Judicial Vacancies | Day 4: Supreme Court directs Madras High Court to expedite the filling of vacancies in Tamil Nadu and Puducherry

Judicial Vacancies in the Lower Courts

Judges: D.Y. Chandrachud CJI, J.B. Pardiwala J, Manoj Misra J

Today, a three-judge bench led by Chief Justice D.Y. Chandrachud with Justices J.B. Pardiwala and Manoj Misra set deadlines for filling vacancies in the district judiciaries of Tamil Nadu and Puducherry. 

Senior Advocate Vijay Hansaria appeared as amicus curiae. In the previous hearing, Hansaria submitted a report on the vacancies and infrastructural deficiencies in Madhya Pradesh, Punjab, and Haryana district judiciary. The Bench had set different deadlines for multiple types of vacancies across various months till March 2024. 


On October 22nd, 2018, a 2-Judge Bench comprising CJI Ranjan Gogoi and Justice S.K. Kaul took suo motu cognisance of the high number of judicial vacancies in the District and Subordinate Courts.

The Bench appointed four amici curiae to assist the Court in monitoring States:

  • Shyam Divan, responsible for Uttar Pradesh, Maharashtra, Chhattisgarh, Delhi and the North Eastern States.
  • KV Vishwanathan, responsible for Gujarat, Himachal Pradesh, Jammu & Kashmir, Jharkhand, Karnataka and Kerala.
  • Vijay Hansaria, responsible for Madhya Pradesh and the High Courts of Madras, Odisha, Patna and Punjab & Haryana.
  • Gaurav Agrawal, responsible for Rajasthan, Sikkim, Telangana, Andhra Pradesh, Tripura and Uttarakhand.

In this suo moto exercise, the Court undertook a supervisory role to ensure that the High Courts and State governments fill judicial vacancies in a timely fashion, as defined by Malik Mazhar Sultan. In Malik Mazhar Sultan, the Supreme Court had ordered all States to compose a fixed time schedule for filling judicial vacancies in their State and submit this schedule to the Court.

23% vacancy in the district judiciary of Tamil Nadu 

The district judiciary of Tamil Nadu had 327 judicial vacancies out of the sanctioned strength of 1369, as per a report by the Registrar General of the Madras High Court. These vacancies include district judges, civil junior judges, and civil senior judges. 

The process of appointment of district judges is from three quotas: Direct recruitment (25%), limited competitive examination (10%), and promotion (65%). The report claimed that 84 positions for district judges were vacant out of a strength of 349. Further, it stated that there were 77 vacancies out of the sanctioned strength of 364 civil senior judges. Lastly, there were 166 vacancies out of 656 posts in the position of civil junior judge. 

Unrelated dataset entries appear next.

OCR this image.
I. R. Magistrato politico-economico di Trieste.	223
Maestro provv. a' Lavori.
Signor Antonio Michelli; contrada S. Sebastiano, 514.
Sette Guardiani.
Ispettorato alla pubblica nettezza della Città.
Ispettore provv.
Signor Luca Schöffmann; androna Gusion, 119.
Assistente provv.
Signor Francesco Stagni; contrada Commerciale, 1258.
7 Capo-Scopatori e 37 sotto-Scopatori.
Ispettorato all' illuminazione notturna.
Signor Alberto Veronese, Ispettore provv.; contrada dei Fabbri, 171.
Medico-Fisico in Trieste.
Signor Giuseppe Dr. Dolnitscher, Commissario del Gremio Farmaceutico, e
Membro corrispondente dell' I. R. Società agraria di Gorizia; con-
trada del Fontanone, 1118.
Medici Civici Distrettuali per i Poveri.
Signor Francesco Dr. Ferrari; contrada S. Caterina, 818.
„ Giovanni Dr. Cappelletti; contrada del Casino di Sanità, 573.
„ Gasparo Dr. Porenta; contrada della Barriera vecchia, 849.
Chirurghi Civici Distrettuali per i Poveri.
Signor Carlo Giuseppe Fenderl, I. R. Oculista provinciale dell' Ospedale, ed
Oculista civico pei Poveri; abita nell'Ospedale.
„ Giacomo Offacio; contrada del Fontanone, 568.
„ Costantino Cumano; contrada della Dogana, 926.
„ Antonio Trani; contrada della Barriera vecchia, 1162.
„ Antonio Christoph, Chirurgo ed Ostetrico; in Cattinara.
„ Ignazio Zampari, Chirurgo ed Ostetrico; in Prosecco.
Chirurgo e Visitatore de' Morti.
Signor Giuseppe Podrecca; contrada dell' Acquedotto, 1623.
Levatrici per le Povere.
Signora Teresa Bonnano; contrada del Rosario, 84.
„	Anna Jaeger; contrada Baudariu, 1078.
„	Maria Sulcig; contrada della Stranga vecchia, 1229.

The Supreme Court directed that the selection process for 15 vacancies in the direct recruitment quota should be completed by 31 March 2024. The process for the limited competitive examinations quota was given the same deadline. The Court did not make any directions for 17 vacancies in the promotion quota due to vacancies in the feeder cadre. The feeder cadre is a pool of judges from which judicial officers are selected for promotion.  

The Court also directed that the process for civil junior judges should be completed by 31 December 2023, and appointment orders must be issued by the end of February 2024. There were no directions for civil senior judges due to vacancies in the feeder cadre. 

Appointment of 15 candidates pending in Puducherry

On 19 October 2023, 15 candidates were recommended as civil junior judges in Puducherry. The Chief Secretary of Puducherry was yet to notify the appointments of these candidates. 

The Bench directed that the notification of the appointment should be made by 31 December 2023. 

The Bench will hear the case next on 20 November 2023 when Advocate Gaurav Agarwal, who is the Court appointed amicus for Jharkhand, Maharashtra, and Kerala, is expected to provide details of vacancies in these states.